3. The imaging apparatus according to claim 2, wherein the proximity unit pixel unit is a unit pixel unit arranged around the unit pixel unit of interest.
In the case where there are a plurality of the proximity unit pixel portions, the color image generation unit may detect visible light detected by the plurality of proximity unit pixel portions according to a distance between the unit pixel unit of interest and the proximity unit pixel portion. 3. The nominal color difference signal is derived by weighting each component color difference signal according to the degree of association between the target unit pixel unit and the adjacent unit pixel unit and performing weighted averaging. Or the imaging device of 3.
5. The imaging apparatus according to claim 4, wherein the weighting coefficient is increased as the distance between the target unit pixel unit and the adjacent unit pixel unit is shorter.
The color image generating unit changes the weighting coefficient according to a difference or ratio between a luminance signal of a visible light component detected by the same adjacent unit pixel unit and an infrared light signal. The imaging device according to claim 4, wherein:
The color image generating means increases the weighting coefficient when the luminance signal in the visible light component is greater than or equal to the infrared light signal, and when the luminance signal in the visible light component is smaller than the infrared light signal. The imaging apparatus according to claim 6, wherein the weighting coefficient is decreased.
The color image generation means sets the weighting coefficient to 1 when the luminance signal in the visible light component is larger, and sets the weighting coefficient to 0 when the infrared light signal is lower. The imaging apparatus according to claim 6 or 7, wherein
The proximity unit pixel unit is located within a predetermined range centered on the unit pixel unit of interest, and the color image generation unit is configured such that the luminance signal in the visible light component is the infrared light signal within the predetermined range. 9. The imaging apparatus according to claim 2, wherein the predetermined range is expanded when the number of the unit pixel units is less than a predetermined number. 10.

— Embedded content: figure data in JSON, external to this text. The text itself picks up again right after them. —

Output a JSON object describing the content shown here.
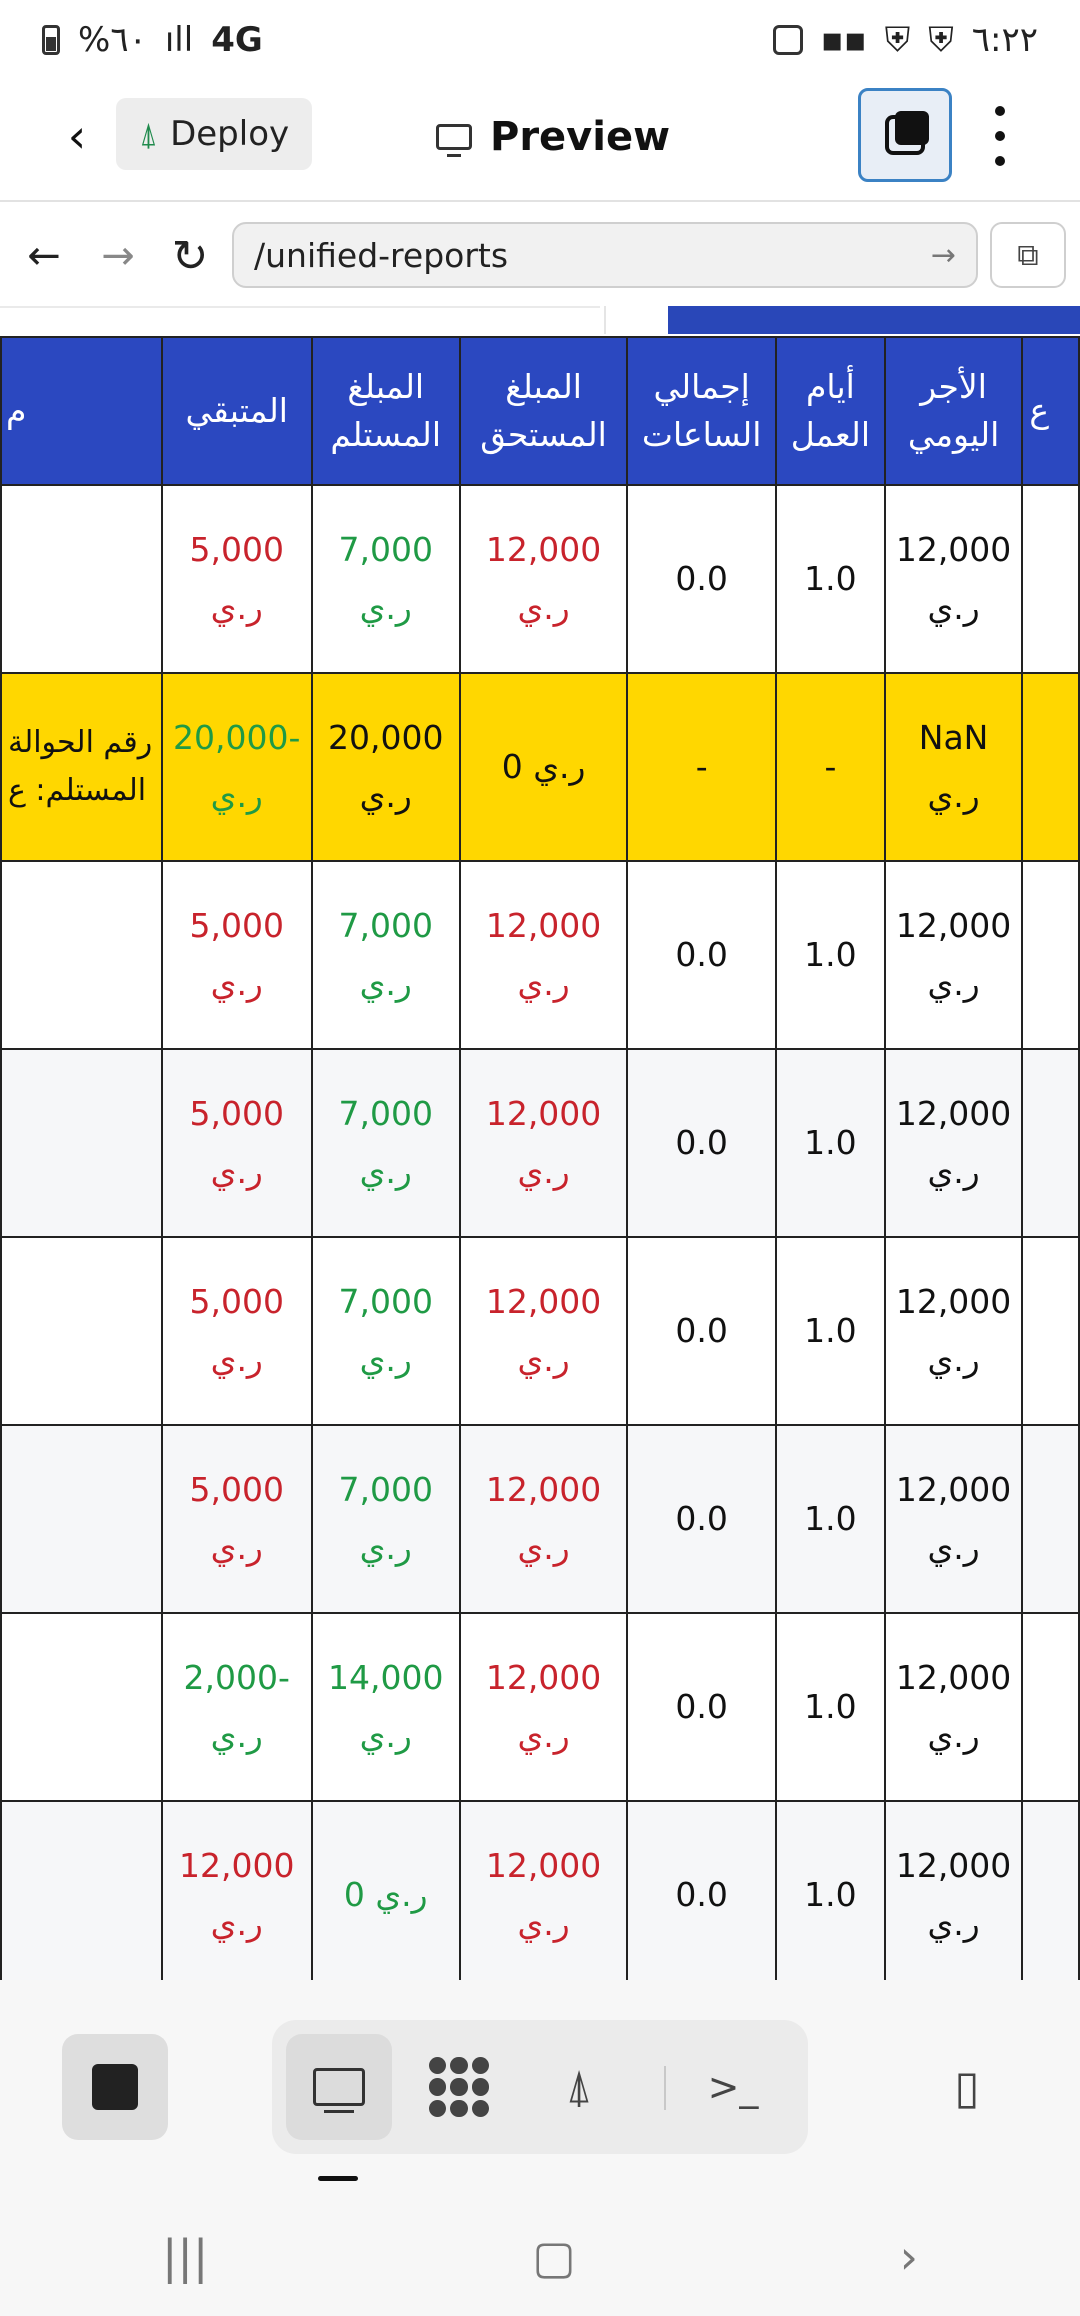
{
  "statusbar": {
    "time": "٦:٢٢",
    "battery": "%٦٠",
    "network": "4G"
  },
  "toolbar": {
    "deploy_label": "Deploy",
    "preview_title": "Preview"
  },
  "nav": {
    "url": "/unified-reports"
  },
  "table": {
    "headers": {
      "col_remaining": "المتبقي",
      "col_received": "المبلغ المستلم",
      "col_due": "المبلغ المستحق",
      "col_hours": "إجمالي الساعات",
      "col_days": "أيام العمل",
      "col_daily": "الأجر اليومي",
      "col_partial_left": "م",
      "col_partial_right": "ع"
    },
    "rows": [
      {
        "remaining": "5,000",
        "received": "7,000",
        "due": "12,000",
        "hours": "0.0",
        "days": "1.0",
        "daily": "12,000",
        "cur": "ر.ي"
      },
      {
        "remaining": "20,000-",
        "received": "20,000",
        "due": "0 ر.ي",
        "hours": "-",
        "days": "-",
        "daily": "NaN",
        "cur": "ر.ي",
        "note_line1": "رقم الحوالة",
        "note_line2": "المستلم: ع"
      },
      {
        "remaining": "5,000",
        "received": "7,000",
        "due": "12,000",
        "hours": "0.0",
        "days": "1.0",
        "daily": "12,000",
        "cur": "ر.ي"
      },
      {
        "remaining": "5,000",
        "received": "7,000",
        "due": "12,000",
        "hours": "0.0",
        "days": "1.0",
        "daily": "12,000",
        "cur": "ر.ي"
      },
      {
        "remaining": "5,000",
        "received": "7,000",
        "due": "12,000",
        "hours": "0.0",
        "days": "1.0",
        "daily": "12,000",
        "cur": "ر.ي"
      },
      {
        "remaining": "5,000",
        "received": "7,000",
        "due": "12,000",
        "hours": "0.0",
        "days": "1.0",
        "daily": "12,000",
        "cur": "ر.ي"
      },
      {
        "remaining": "2,000-",
        "received": "14,000",
        "due": "12,000",
        "hours": "0.0",
        "days": "1.0",
        "daily": "12,000",
        "cur": "ر.ي"
      },
      {
        "remaining": "12,000",
        "received": "0 ر.ي",
        "due": "12,000",
        "hours": "0.0",
        "days": "1.0",
        "daily": "12,000",
        "cur": "ر.ي"
      }
    ]
  },
  "bottombar": {
    "terminal_label": ">_"
  }
}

The color image generation unit divides the imaging surface of the solid-state imaging device into a plurality of blocks, and an average value of luminance signals and an average value of color difference signals in a visible light component detected from the unit pixel unit for each block; An average value of the infrared light signal is obtained, and instead of the color difference signal detected by the adjacent unit pixel according to the distance between the target unit pixel portion and the block around the block including the target unit pixel portion. 10. The nominal color difference component of the unit pixel portion of interest is derived by weighting each average value of color difference signals in the surrounding blocks and performing weighted averaging. The imaging device according to item.

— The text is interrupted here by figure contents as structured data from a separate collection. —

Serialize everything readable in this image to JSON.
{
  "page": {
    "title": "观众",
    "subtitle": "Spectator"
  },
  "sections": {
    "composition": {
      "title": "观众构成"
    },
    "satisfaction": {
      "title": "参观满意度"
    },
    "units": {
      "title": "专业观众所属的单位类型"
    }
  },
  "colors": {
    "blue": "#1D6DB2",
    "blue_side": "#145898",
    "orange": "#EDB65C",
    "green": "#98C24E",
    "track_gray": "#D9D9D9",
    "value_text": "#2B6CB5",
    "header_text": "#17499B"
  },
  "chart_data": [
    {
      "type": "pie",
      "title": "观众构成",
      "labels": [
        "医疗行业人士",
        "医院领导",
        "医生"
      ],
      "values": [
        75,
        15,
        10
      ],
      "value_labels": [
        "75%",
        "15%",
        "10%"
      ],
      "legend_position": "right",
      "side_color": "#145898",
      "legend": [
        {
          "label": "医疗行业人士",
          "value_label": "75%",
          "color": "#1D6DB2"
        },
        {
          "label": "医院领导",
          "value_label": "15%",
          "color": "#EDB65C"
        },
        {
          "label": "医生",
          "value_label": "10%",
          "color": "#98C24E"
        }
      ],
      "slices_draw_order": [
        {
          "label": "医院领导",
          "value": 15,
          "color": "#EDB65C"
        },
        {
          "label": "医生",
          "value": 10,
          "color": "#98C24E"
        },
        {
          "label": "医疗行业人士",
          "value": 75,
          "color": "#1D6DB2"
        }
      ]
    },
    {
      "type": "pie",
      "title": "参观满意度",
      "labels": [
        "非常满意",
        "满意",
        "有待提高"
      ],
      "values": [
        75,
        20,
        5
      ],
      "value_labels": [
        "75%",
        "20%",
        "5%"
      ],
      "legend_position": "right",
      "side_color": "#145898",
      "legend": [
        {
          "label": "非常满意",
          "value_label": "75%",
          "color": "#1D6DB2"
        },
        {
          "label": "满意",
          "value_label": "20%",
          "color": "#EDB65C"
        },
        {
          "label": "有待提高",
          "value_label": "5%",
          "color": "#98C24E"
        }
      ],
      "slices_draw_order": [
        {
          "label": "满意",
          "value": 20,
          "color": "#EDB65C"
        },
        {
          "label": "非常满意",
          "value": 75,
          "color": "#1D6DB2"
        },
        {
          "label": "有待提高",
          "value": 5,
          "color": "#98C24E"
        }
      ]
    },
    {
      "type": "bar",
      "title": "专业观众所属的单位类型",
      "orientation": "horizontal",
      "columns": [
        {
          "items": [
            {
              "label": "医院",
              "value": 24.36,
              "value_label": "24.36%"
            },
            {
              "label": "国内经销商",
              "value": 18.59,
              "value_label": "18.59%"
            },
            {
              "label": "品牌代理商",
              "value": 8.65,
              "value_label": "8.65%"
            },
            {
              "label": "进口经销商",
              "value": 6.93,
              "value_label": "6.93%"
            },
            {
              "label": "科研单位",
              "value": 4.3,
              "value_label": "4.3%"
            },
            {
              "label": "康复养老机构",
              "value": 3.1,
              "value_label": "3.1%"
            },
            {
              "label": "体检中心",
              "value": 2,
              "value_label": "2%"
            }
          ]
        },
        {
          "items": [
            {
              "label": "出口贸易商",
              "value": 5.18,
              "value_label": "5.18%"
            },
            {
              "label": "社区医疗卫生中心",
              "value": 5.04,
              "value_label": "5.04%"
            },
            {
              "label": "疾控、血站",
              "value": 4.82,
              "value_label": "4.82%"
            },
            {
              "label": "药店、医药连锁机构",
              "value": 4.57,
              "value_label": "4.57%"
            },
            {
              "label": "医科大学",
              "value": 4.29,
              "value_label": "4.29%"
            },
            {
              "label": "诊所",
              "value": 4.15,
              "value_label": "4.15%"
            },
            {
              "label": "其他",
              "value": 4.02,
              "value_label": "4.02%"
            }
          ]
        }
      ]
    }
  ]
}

The color image generation means is arranged so that the adjacent unit pixel is only in the case where the average value of the luminance signal in the visible light component of the block including the unit pixel unit of interest is lower than the average value of the infrared light signal of the same block. The image pickup apparatus according to claim 10, wherein weighted averaging is performed by weighting each average value of the color difference signals in the surrounding blocks instead of the detected color difference signal.